Iranians protesting in Tehran dare to defy growing crackdown
Thomas Erdbrink TEHRAN, IRAN — Iranian security forces clamped down on the capital, Tehran, on Monday, after demonstrators across the country ignored calls for calm by President Hassan Rouhani over the weekend in the most significant venting of pent-up economic and political frustrations in years.
Since the protests began five days ago, at least 12 people have been killed in clashes with security forces, according to state television. On Monday in Tehran, the atmosphere was tense, and security forces were out in large numbers. Protest occurred sporadically, with people shouting slogans and leaving.
On Sunday, protesters tried to storm police stations, military and installations, and also attacked a seminary, state television reported, showing footage of burned cars and fires. The protests took place in at least half a dozen cities, including Karaj, Qazvin, Qaemshahr, Dorud and Tuyserkan, it said.

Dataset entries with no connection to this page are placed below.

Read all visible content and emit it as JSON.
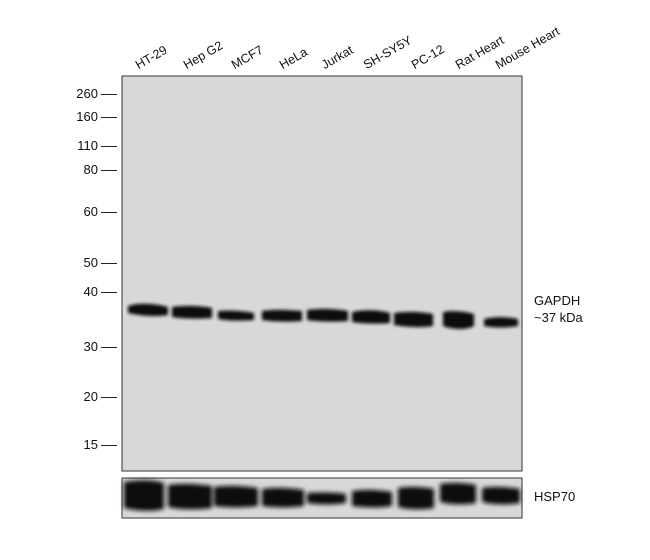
{
  "lanes": [
    "HT-29",
    "Hep G2",
    "MCF7",
    "HeLa",
    "Jurkat",
    "SH-SY5Y",
    "PC-12",
    "Rat Heart",
    "Mouse Heart"
  ],
  "mw_markers": [
    "260",
    "160",
    "110",
    "80",
    "60",
    "50",
    "40",
    "30",
    "20",
    "15"
  ],
  "target": {
    "name": "GAPDH",
    "size": "~37 kDa"
  },
  "loading_control": {
    "name": "HSP70"
  },
  "colors": {
    "membrane": "#d8d8d8",
    "band": "#111111",
    "border": "#333333"
  }
}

The protests are the biggest in the country since 2009, when a wave of demonstrations after the contested election of a hardline president, Mahmoud Ahmadinejad, turned into a wider protest movement against Iran’s leaders.
This time, it is the failure of Rouhani, a moderate, to deliver greater political changes and economic opportunity that has led to a boiling over of frustrations, especially from young people.
When the protests started Thursday in the city of Mashhad, demonstrators initially chanted slogans about the weak economy. As the protests spread, they have taken on a far more political cast.
Increasingly, they are being directed at Iran’s entire political establishment. Some demonstrators have even called for the death of Rouhani and the supreme leader, Ayatollah Ali Khamenei.
The strength and volatility of the protests have caught Iranian politicians by surprise. Some have denounced them as “riots,” while others have acknowledged that the problems at the root of the widespread frustrations can no longer be ignored.
But it was clear that the demonstrators would be given no leeway. By Monday, a crackdown by the government and security services was building.
Riot police with water cannons were out in full force in Tehran, deploying at strategic points. Around 200 people have so far been arrested in the capital alone, one security official told Iran’s ISNA news agency. There were arrests in provincial towns as well.
Access to the Telegram messaging app and the Instagram photo and video sharing app continued to be blocked by authorities, cutting off the main communication tool for protesters. Special software used to circumvent the government filters could still be downloaded easily.
Yet on Monday, as on other days, there were calls for protests online and on foreign-based Persian-language satellite channels. Some residents said they were determined to continue the demonstrations, and several hundred gathered at central squares.
While the numbers of protesters in Tehran was small Monday, the discontent was widespread. Many people on the streets complained about high prices, corruption and lack of change.
“We need to improve our economy, and the people’s voices must be heard,” said a 28-year-old woman, a piano teacher in Tehran, who asked not to be named out of fear of repercussions. “I’ll go out tonight again.”
Many youths in larger cities enthusiastically voted for Rouhani when he was re-elected in May, raising expectations among many in the reform camp. But since then even many of the president’s supporters say he has failed to fulfill his promises for improving an economy sorely hobbled by years of sanctions, corruption and mismanagement.
Even the lifting of economic sanctions under Iran’s 2015 nuclear deal with large foreign powers including the United States has not unleashed the growth Rouhani had hoped for, as key sectors remain under the thumb of obscure powers, including religious foundations and the country’s Revolutionary Guards.
The poor economy especially affects Iran’s young people — more than 50 percent of the population is younger than 30, according to official statistics. Officially, youth unemployment is near 20 percent, and experts say it is really closer to 40 percent.
Thoseeconomicfrustrations do not appear to have been offset by the greater social freedoms that the president has granted young people.
Under Rouhani, strict Islamic rules have been somewhat relaxed. Concerts have been allowed, and the moral police largely off the streets. Illegal parties are usually no longer raided, although there have been exceptions.
But there is a wide gap between Iran’s changing and modernizing society and Iran’s leaders who insist on keeping up their anti-Western policies and state interpretation of Islam.
Rouhani’s decisions not to include any women in his Cabinet, and failure to put a relaxation of rules into law, has made many bitter.
Rouhani has complained that power centers dominated by hard-liners have blocked many of his plans and decisions. Those obstacles to reform have penned up frustrations that are being directed at the political and clerical establishment.